Recht auf Bildung umsetzen

In den letzten Jahren ist eine große Zahl von Kindern und Jugendlichen durch Neuzuwanderung im Rahmen der EU-Binnenwanderung und durch Flucht nach NRW gekommen. Für sie alle gilt, unabhängig von ihrem Aufenthaltsstatus, die Schulpflicht und damit das Recht auf Bildung. Dies ist im Schulgesetz verankert.
Ressourcen und Qualifikation sichern

Foto: Gajus/istock.de

Die Schulen in NRW stehen vor der Herausforderung, mit hohem Tempo, begrenzten Ressourcen und oft leider ohne fachliche Vorbereitung diese Kinder und Jugendlichen aufzunehmen und spezifische Bildungsangebote zu gewährleisten. Dabei geht es um eine sehr heterogene Gruppe über verschiedene Altersstufen und schulische Vorerfahrungen, unterschiedliche sprachliche Voraussetzungen und Leistungsebenen hinweg. Es gibt schulungewohnte und noch nicht alphabetisierte Kinder ebenso wie Kinder, die bereits einen hohen Bildungs- und Leistungsstand mitbringen.

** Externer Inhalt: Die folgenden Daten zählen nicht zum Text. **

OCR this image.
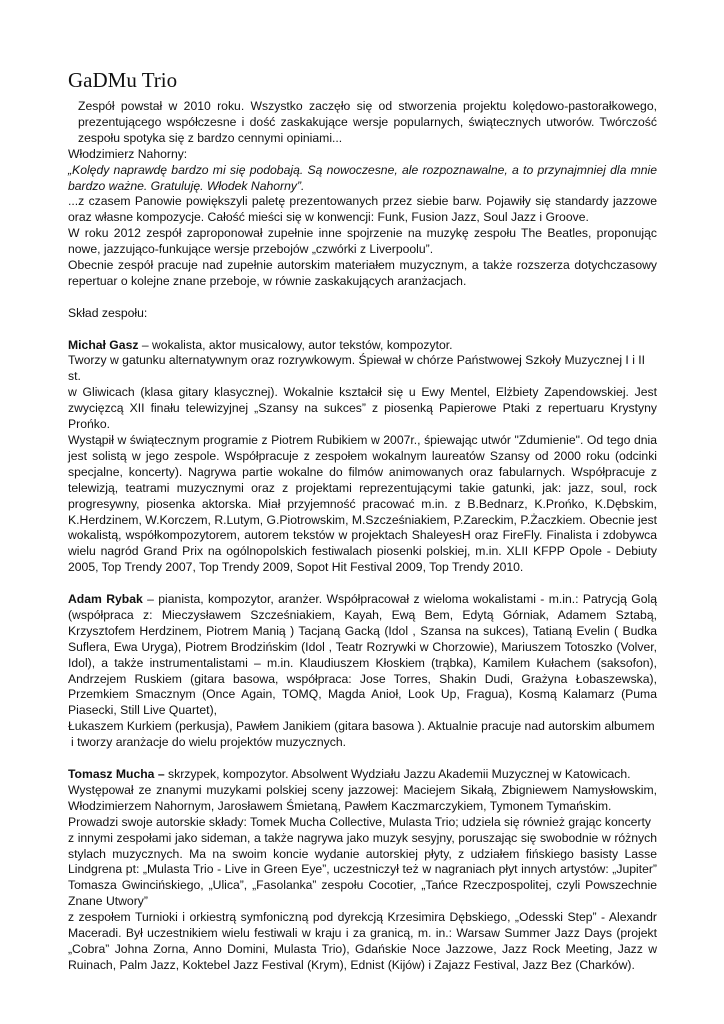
GaDMu Trio

Zespół powstał w 2010 roku. Wszystko zaczęło się od stworzenia projektu kolędowo-pastorałkowego, prezentującego współczesne i dość zaskakujące wersje popularnych, świątecznych utworów. Twórczość zespołu spotyka się z bardzo cennymi opiniami...

Włodzimierz Nahorny:

„Kolędy naprawdę bardzo mi się podobają. Są nowoczesne, ale rozpoznawalne, a to przynajmniej dla mnie bardzo ważne. Gratuluję. Włodek Nahorny”.

...z czasem Panowie powiększyli paletę prezentowanych przez siebie barw. Pojawiły się standardy jazzowe oraz własne kompozycje. Całość mieści się w konwencji: Funk, Fusion Jazz, Soul Jazz i Groove.

W roku 2012 zespół zaproponował zupełnie inne spojrzenie na muzykę zespołu The Beatles, proponując nowe, jazzująco-funkujące wersje przebojów „czwórki z Liverpoolu”.

Obecnie zespół pracuje nad zupełnie autorskim materiałem muzycznym, a także rozszerza dotychczasowy repertuar o kolejne znane przeboje, w równie zaskakujących aranżacjach.

Skład zespołu:

Michał Gasz – wokalista, aktor musicalowy, autor tekstów, kompozytor.

Tworzy w gatunku alternatywnym oraz rozrywkowym. Śpiewał w chórze Państwowej Szkoły Muzycznej I i II st.

w Gliwicach (klasa gitary klasycznej). Wokalnie kształcił się u Ewy Mentel, Elżbiety Zapendowskiej. Jest zwycięzcą XII finału telewizyjnej „Szansy na sukces” z piosenką Papierowe Ptaki z repertuaru Krystyny Prońko.

Wystąpił w świątecznym programie z Piotrem Rubikiem w 2007r., śpiewając utwór "Zdumienie". Od tego dnia jest solistą w jego zespole. Współpracuje z zespołem wokalnym laureatów Szansy od 2000 roku (odcinki specjalne, koncerty). Nagrywa partie wokalne do filmów animowanych oraz fabularnych. Współpracuje z telewizją, teatrami muzycznymi oraz z projektami reprezentującymi takie gatunki, jak: jazz, soul, rock progresywny, piosenka aktorska. Miał przyjemność pracować m.in. z B.Bednarz, K.Prońko, K.Dębskim, K.Herdzinem, W.Korczem, R.Lutym, G.Piotrowskim, M.Szcześniakiem, P.Zareckim, P.Żaczkiem. Obecnie jest wokalistą, współkompozytorem, autorem tekstów w projektach ShaleyesH oraz FireFly. Finalista i zdobywca wielu nagród Grand Prix na ogólnopolskich festiwalach piosenki polskiej, m.in. XLII KFPP Opole - Debiuty 2005, Top Trendy 2007, Top Trendy 2009, Sopot Hit Festival 2009, Top Trendy 2010.

Adam Rybak – pianista, kompozytor, aranżer. Współpracował z wieloma wokalistami - m.in.: Patrycją Golą (współpraca z: Mieczysławem Szcześniakiem, Kayah, Ewą Bem, Edytą Górniak, Adamem Sztabą, Krzysztofem Herdzinem, Piotrem Manią ) Tacjaną Gacką (Idol , Szansa na sukces), Tatianą Evelin ( Budka Suflera, Ewa Uryga), Piotrem Brodzińskim (Idol , Teatr Rozrywki w Chorzowie), Mariuszem Totoszko (Volver, Idol), a także instrumentalistami – m.in. Klaudiuszem Kłoskiem (trąbka), Kamilem Kułachem (saksofon), Andrzejem Ruskiem (gitara basowa, współpraca: Jose Torres, Shakin Dudi, Grażyna Łobaszewska), Przemkiem Smacznym (Once Again, TOMQ, Magda Anioł, Look Up, Fragua), Kosmą Kalamarz (Puma Piasecki, Still Live Quartet),

Łukaszem Kurkiem (perkusja), Pawłem Janikiem (gitara basowa ). Aktualnie pracuje nad autorskim albumem

i tworzy aranżacje do wielu projektów muzycznych.

Tomasz Mucha – skrzypek, kompozytor. Absolwent Wydziału Jazzu Akademii Muzycznej w Katowicach.

Występował ze znanymi muzykami polskiej sceny jazzowej: Maciejem Sikałą, Zbigniewem Namysłowskim, Włodzimierzem Nahornym, Jarosławem Śmietaną, Pawłem Kaczmarczykiem, Tymonem Tymańskim.

Prowadzi swoje autorskie składy: Tomek Mucha Collective, Mulasta Trio; udziela się również grając koncerty

z innymi zespołami jako sideman, a także nagrywa jako muzyk sesyjny, poruszając się swobodnie w różnych stylach muzycznych. Ma na swoim koncie wydanie autorskiej płyty, z udziałem fińskiego basisty Lasse Lindgrena pt: „Mulasta Trio - Live in Green Eye”, uczestniczył też w nagraniach płyt innych artystów: „Jupiter” Tomasza Gwincińskiego, „Ulica”, „Fasolanka” zespołu Cocotier, „Tańce Rzeczpospolitej, czyli Powszechnie Znane Utwory”

z zespołem Turnioki i orkiestrą symfoniczną pod dyrekcją Krzesimira Dębskiego, „Odesski Step” - Alexandr Maceradi. Był uczestnikiem wielu festiwali w kraju i za granicą, m. in.: Warsaw Summer Jazz Days (projekt „Cobra” Johna Zorna, Anno Domini, Mulasta Trio), Gdańskie Noce Jazzowe, Jazz Rock Meeting, Jazz w Ruinach, Palm Jazz, Koktebel Jazz Festival (Krym), Ednist (Kijów) i Zajazz Festival, Jazz Bez (Charków).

Realisierung der Schulpflicht für neuzuwanderte Kinder
Die Beratung der Familien und die Vermittlung der Kinder an Schulen wird vor Ort durch Schulaufsicht und Kommunale Integrationszentren geleistet. Im Kern gibt es drei vorrangige Maßnahmen, um die Beschulung der neu zugereisten Kinder und Jugendlichen zu gewährleisten: Auffangklassen ermöglichen die Aufnahme während des Schuljahres, in Vorbereitungsklassen werden die Kinder maximal zwei Schuljahre lang sukzessive in den Regelunterricht einbezogen, in GO-In-Schulen werden zwei bis drei Kinder direkt in die Regelklasse aufgenommen. Alle Schulformen sind verpflichtet, sich an der Realisierung der Schulpflicht für die neuzuwandernden Kinder  zu beteiligen. Hier steht in den nächsten Jahren konzeptionelle Weiterentwicklung an.

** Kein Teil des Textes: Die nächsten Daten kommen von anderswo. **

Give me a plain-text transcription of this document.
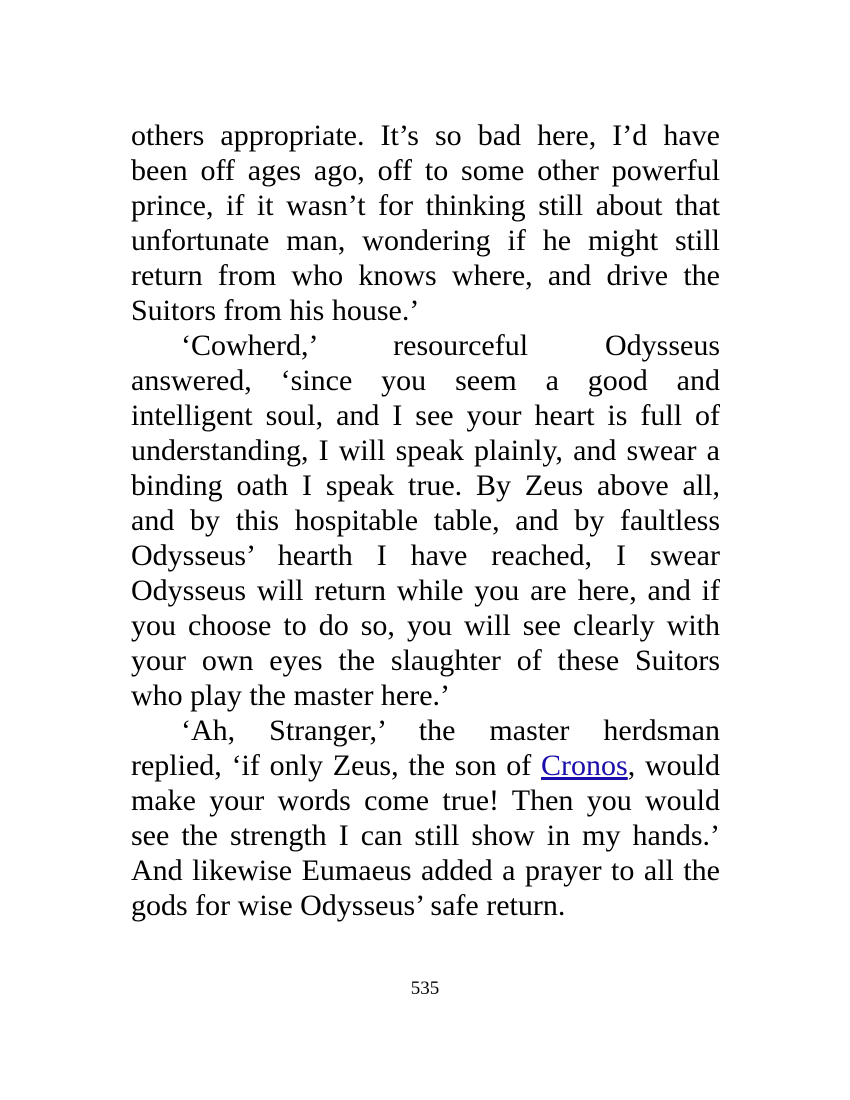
others appropriate. It’s so bad here, I’d have
been off ages ago, off to some other powerful
prince, if it wasn’t for thinking still about that
unfortunate man, wondering if he might still
return from who knows where, and drive the
Suitors from his house.’
‘Cowherd,’ resourceful Odysseus
answered, ‘since you seem a good and
intelligent soul, and I see your heart is full of
understanding, I will speak plainly, and swear a
binding oath I speak true. By Zeus above all,
and by this hospitable table, and by faultless
Odysseus’ hearth I have reached, I swear
Odysseus will return while you are here, and if
you choose to do so, you will see clearly with
your own eyes the slaughter of these Suitors
who play the master here.’
‘Ah, Stranger,’ the master herdsman
replied, ‘if only Zeus, the son of Cronos, would
make your words come true! Then you would
see the strength I can still show in my hands.’
And likewise Eumaeus added a prayer to all the
gods for wise Odysseus’ safe return.
535
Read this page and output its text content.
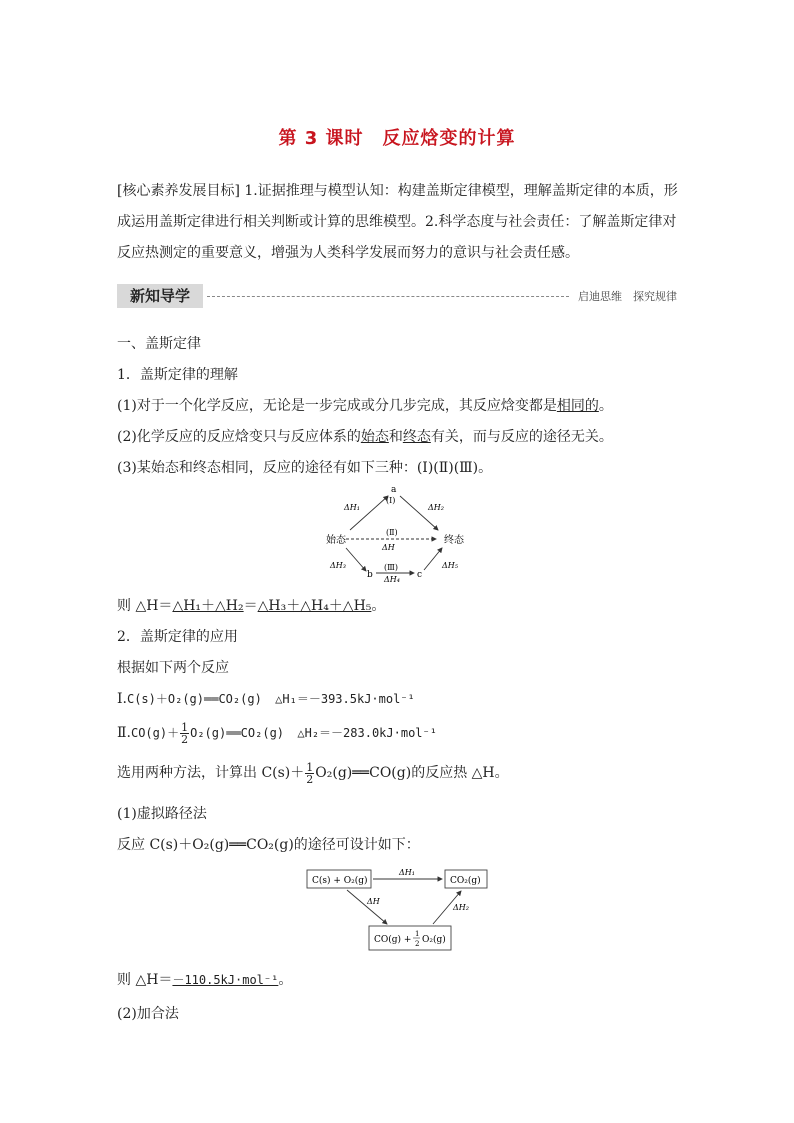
第 3 课时　反应焓变的计算
[核心素养发展目标] 1.证据推理与模型认知：构建盖斯定律模型，理解盖斯定律的本质，形成运用盖斯定律进行相关判断或计算的思维模型。2.科学态度与社会责任：了解盖斯定律对反应热测定的重要意义，增强为人类科学发展而努力的意识与社会责任感。
新知导学	启迪思维　探究规律
一、盖斯定律
1．盖斯定律的理解
(1)对于一个化学反应，无论是一步完成或分几步完成，其反应焓变都是相同的。
(2)化学反应的反应焓变只与反应体系的始态和终态有关，而与反应的途径无关。
(3)某始态和终态相同，反应的途径有如下三种：(Ⅰ)(Ⅱ)(Ⅲ)。
始态	终态
a
b	c
(Ⅰ)
(Ⅱ)
(Ⅲ)
ΔH₁	ΔH₂
ΔH
ΔH₃
ΔH₄
ΔH₅
则 △H＝△H₁＋△H₂＝△H₃＋△H₄＋△H₅。
2．盖斯定律的应用
根据如下两个反应
Ⅰ.C(s)＋O₂(g)══CO₂(g) △H₁＝－393.5kJ·mol⁻¹
Ⅱ.CO(g)＋ $\frac{1}{2}$ O₂(g)══CO₂(g) △H₂＝－283.0kJ·mol⁻¹
选用两种方法，计算出 $C(s)+ \frac{1}{2}$ O₂(g)══CO(g)的反应热 △H。
(1)虚拟路径法
反应 C(s)＋O₂(g)══CO₂(g)的途径可设计如下：
C(s) + O₂(g)	CO₂(g)
CO(g) +
1
2 O₂(g)
ΔH₁
ΔH
ΔH₂
则 △H＝－110.5kJ·mol⁻¹。
(2)加合法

Ressourcen und Qualifikation sind das Fundament
Dies alles geht nicht ohne Ressourcen und Qualifikation: Die Landesregierung hat bereits 300 zusätzliche Lehrerstellen für die gezielte Sprachförderung zur Verfügung gestellt. Laut Innenministerium sollen mit dem Nachtragshaushalt weitere 674 Stellen für die schulische Grundversorgung beantragt werden. Zugleich muss die Qualität sichergestellt werden: Lehrkräfte in den Vorbereitungs-, Auffang- oder Internationalen Förderklassen sind hoch engagiert und möchten die Kinder und Jugendlichen professionell auf ihrem Bildungsweg begleiten. Daher ist vor allem eine weitergehende Qualifizierungsoffensive das Gebot der Stunde: Schulen brauchen Beratung und Unterstützung prozessorientierte Begleitung und konkrete Qualifizierung, um kompetente und nachhaltige Konzepte migrationssensibler Unterrichts- und Schulentwicklung umsetzen zu können. Im Auftrag des Schulministeriums sorgt die landesweite Koordinierungsstelle der Kommunalen Integrationszentren mit ihren Partnern dafür, dass ein entsprechendes Angebot bereitgestellt und ausgebaut wird.